Re: Teaching emotionally disturbed children

Post by nattyjeanne »

I know you said you weren't looking for advice, but I also teach, I've encountered my fair share of Student A's, and have an idea that might be helpful. Find teachers in nearby classrooms who are okay having students sent over for short periods of time. The next time you see a situation where somebody needs to be removed, you can go up to them and say in a neutral voice that you need them to deliver school supplies (tissues, dictionaries, whatever...) to a teacher in another classroom. You can use this to remove a bully if you notice that direct attention to the problem behavior increases the behavior, but you also can use it to allow a target some time to take a breather. If it were me, I'd try to talk to the target first before implementing it, and ask them if it's something that would be helpful. It might be nice to have some 1:1 time with the targets anyway, show them you're on their side and doing all you can to support them.

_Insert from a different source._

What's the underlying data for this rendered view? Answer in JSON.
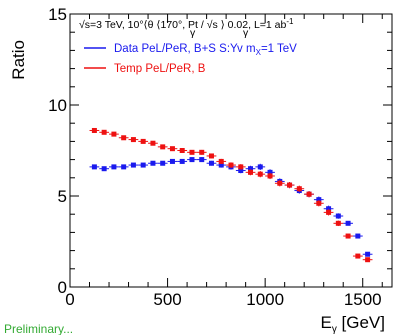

I know Student A badly needs a talking-to, but as you said, middle school students have a hard time taking things seriously and making a scene during your instructional time 1) cuts into everybody else's learning and 2) reinforces Student A's behavior with all eyes on him and some of his peers laughing their asses off. Any talk he needs, I would save for recess, lunch, after school, etc. If possible, get his parents or legal guardians involved too.
Cheesehead
Posts: 43
Joined: February 20th, 2013, 6:29 pm

Re: Teaching emotionally disturbed children

Post by Cheesehead »

Being a special education teacher myself, it's unbelievable how many of our youth are living in chaos, poverty, or having to deal with very adult issues every day!! The future isn't bright for a lot of our youth and yet we all expect them to grow up into responsible individuals. Our public schools are all messed up teaching for the state tests and not for knowledge and education. I believe as a country we need to start investing in ourselves more and stop trying to save the rest of the world.

Good luck with your class and thanks for all you do cause we all know how subs are often treated and certainly don't get paid enough for it!
Guess what? I got a fever! And the only prescription.. is more cowbell!